Five things to look for in a health care AI technology partner
1. AI fine-tuned for health care workflows. Widely available generative AI models can provide raw power to analyze data and generate responses. But unless the applications built on these models are tailored for complex, interconnected health care workflows, they’ll struggle to deliver meaningful value. Look for vendors with a record of delivering trusted technology solutions that are relied on by clinicians and support staff in their everyday workflows.
2. A responsible approach to AI. Perhaps more than any other industry, AI in health care must be built responsibly and ethically. Good health care relies on using highly sensitive patient data and making decisions based on clinical evidence. So, vendors should have a strong ethical AI framework that ensures products are built—and used—responsibly. Ask potential vendors to share the details of their ethical AI framework with you to make sure they’re taking their responsibilities seriously.
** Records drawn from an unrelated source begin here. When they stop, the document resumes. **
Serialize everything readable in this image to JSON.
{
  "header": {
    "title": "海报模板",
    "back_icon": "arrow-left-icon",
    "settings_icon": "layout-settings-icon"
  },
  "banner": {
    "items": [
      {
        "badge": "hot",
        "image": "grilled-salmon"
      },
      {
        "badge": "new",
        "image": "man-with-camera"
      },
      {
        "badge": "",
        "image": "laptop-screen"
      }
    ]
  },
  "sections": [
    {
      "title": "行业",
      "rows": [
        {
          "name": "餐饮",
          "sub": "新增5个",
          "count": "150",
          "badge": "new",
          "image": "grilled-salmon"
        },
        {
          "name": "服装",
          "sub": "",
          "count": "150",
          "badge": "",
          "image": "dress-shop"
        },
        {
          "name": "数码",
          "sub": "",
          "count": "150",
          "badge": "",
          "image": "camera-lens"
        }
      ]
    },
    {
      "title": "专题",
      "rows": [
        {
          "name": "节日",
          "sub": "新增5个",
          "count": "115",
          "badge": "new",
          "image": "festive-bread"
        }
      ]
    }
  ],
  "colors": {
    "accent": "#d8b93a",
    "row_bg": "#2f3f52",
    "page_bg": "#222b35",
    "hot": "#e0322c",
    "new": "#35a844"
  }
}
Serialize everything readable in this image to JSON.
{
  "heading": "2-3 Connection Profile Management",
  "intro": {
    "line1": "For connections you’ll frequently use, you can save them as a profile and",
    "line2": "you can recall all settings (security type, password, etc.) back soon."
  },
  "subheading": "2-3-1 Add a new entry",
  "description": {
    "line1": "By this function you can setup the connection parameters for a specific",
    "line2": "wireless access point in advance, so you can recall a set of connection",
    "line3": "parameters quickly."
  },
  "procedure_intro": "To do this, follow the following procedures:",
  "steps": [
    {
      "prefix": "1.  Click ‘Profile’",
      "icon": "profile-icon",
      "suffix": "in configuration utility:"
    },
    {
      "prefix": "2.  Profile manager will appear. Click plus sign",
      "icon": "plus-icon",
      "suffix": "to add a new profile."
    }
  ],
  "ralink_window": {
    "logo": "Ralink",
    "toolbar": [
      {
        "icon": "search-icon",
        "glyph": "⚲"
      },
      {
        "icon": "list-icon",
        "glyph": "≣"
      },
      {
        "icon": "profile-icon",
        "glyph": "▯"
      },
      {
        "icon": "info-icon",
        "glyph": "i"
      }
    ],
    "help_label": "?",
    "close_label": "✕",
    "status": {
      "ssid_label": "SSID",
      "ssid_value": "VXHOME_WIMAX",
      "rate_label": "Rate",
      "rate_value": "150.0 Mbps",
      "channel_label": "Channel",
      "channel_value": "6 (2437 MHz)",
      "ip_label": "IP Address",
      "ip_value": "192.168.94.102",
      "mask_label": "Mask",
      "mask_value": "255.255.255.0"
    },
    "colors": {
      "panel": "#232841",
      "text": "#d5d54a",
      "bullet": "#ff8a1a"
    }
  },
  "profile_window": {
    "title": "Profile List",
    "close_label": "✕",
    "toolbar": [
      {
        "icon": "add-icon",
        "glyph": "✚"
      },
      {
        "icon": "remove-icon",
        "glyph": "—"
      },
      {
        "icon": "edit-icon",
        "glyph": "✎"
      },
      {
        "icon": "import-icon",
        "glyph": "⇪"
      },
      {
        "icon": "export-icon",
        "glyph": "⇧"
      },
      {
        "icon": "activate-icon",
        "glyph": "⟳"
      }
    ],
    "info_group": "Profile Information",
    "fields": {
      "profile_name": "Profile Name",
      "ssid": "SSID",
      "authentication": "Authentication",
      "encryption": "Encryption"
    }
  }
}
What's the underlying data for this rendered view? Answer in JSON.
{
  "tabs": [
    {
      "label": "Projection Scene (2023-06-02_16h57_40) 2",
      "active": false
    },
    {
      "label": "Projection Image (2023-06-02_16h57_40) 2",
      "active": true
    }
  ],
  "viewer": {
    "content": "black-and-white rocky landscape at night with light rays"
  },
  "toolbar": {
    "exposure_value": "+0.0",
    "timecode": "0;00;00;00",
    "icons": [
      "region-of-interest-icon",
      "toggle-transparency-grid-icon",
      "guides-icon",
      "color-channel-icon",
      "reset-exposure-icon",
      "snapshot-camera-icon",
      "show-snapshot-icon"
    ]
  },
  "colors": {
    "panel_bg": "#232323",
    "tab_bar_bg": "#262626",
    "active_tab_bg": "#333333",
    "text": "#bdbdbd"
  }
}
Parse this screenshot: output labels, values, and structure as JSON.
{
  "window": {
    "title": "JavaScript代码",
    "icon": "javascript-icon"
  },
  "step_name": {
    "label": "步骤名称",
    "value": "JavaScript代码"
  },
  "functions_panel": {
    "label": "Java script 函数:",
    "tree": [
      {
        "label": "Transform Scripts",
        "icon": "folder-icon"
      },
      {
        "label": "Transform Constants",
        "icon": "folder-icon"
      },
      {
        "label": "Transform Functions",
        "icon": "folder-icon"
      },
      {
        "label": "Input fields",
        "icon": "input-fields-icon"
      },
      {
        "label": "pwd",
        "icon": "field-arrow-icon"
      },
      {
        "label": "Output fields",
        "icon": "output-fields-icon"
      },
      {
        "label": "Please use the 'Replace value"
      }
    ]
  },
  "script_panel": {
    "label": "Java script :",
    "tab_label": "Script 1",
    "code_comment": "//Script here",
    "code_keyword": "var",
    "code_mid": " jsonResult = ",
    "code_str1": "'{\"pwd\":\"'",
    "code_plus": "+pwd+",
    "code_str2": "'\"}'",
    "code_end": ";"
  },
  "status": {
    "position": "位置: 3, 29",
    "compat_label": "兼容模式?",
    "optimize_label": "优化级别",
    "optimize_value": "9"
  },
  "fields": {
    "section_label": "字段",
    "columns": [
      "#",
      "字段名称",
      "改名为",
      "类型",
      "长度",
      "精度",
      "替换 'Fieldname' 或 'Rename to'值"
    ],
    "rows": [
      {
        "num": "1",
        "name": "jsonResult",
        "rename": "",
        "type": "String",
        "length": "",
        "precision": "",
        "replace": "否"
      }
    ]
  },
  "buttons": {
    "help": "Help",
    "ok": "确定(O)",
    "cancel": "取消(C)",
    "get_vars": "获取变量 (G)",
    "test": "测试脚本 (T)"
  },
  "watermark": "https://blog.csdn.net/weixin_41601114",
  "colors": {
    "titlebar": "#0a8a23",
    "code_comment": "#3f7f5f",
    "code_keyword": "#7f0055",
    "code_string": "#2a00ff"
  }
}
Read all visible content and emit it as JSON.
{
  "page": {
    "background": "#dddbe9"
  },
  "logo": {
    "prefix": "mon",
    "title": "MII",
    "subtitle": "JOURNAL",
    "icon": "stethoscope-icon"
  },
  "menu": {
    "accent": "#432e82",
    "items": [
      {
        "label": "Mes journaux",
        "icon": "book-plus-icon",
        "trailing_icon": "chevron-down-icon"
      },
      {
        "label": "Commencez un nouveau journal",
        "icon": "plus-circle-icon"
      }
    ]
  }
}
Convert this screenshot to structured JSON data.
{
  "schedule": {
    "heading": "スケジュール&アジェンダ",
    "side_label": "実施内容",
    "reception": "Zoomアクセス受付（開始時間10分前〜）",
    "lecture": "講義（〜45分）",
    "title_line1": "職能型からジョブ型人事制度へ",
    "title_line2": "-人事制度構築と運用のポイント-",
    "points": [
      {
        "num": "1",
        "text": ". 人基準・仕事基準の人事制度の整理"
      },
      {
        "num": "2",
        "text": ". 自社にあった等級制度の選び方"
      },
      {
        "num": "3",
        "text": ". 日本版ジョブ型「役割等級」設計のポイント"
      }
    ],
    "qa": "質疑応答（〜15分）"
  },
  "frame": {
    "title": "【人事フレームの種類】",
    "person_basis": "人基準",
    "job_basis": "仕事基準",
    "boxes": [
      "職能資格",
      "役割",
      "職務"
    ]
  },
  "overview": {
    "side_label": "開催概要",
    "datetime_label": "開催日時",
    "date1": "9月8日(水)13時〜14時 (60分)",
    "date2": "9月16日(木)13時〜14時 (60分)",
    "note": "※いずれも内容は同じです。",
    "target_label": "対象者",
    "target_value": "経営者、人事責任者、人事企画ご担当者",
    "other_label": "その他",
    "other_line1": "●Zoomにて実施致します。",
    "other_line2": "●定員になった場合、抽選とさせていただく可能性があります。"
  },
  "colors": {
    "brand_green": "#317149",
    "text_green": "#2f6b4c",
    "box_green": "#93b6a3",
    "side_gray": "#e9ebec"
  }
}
3. Deployment and optimization expertise. Many generative AI startups have great ideas. But actually, deploying applications in the real world, and tightly integrating them with EHRs is a very different ball game. Then there’s the question of whether a startup will have the ability (or the longevity) to support customers to continually optimize their deployments to deliver maximum long-term value. Check that your prospective vendor can share examples of large-scale technology deployments. And ask if they provide customer success managers or other support to help you maximize the value of your investment.
4. Enterprise-grade dependability. To provide the security, stability, and scalability that health care leaders need, AI vendors must have a trusted global infrastructure that has ultra-reliability, ironclad cybersecurity, and strong data governance at its heart. The best vendors will be able to demonstrate their security and governance credentials, and provide verifiable details about availability SLAs.
5. Deep health care experience. The best health care AI vendors will have a long track record of working in the industry and deep partnerships across the health care ecosystem—from EHR and academic research institutes, to health systems of all sizes. Look for vendors that can show they’re deeply embedded in the sector and understand the challenges and priorities of clinicians.
The AI-powered future of health care
As the application of AI expands across the health care industry, some of the earliest gains have come in the way of faster, easier administrative tasks and clerical work. In an age where physicians are being asked to do too much in too little time, these solutions meet an immediate and growing need.
Nuance and Microsoft recognize the importance of using AI to automate tasks that impede care delivery. Technology is at its best when it solves problems, taking over tasks and allowing humans to perform better. Discover clinical documentation that writes itself™.
By working with trusted technology partners using solutions proven in real health care workflows, organizations can harness the very best of what AI advances have to offer to accelerate advancements in health care.
Rebecca Schechter is senior vice president and general manager, Dragon Ambient eXperience (DAX) and oversees Nuance’s DAX growth strategy, partner and customer relationships, and newly-centralized DAX operations. Rebecca has expertise in driving large-scale growth and operational strategies for rapid global expansion, accelerating innovation, and building strong customer and partner relationships.
Prior to joining Nuance, Rebecca served as the CEO of Optum Behavioral, as well as the executive vice president of benefits at Liberty Mutual. She also gained deep global experience during her time at McKinsey & Company, Thomson Reuters, and State Street where she worked and lived across Europe, Asia, and North America. She holds a bachelor of commerce in international business from McGill University and an MBA from Massachusetts Institute of Technology. Rebecca lives outside Boston with her husband and two children.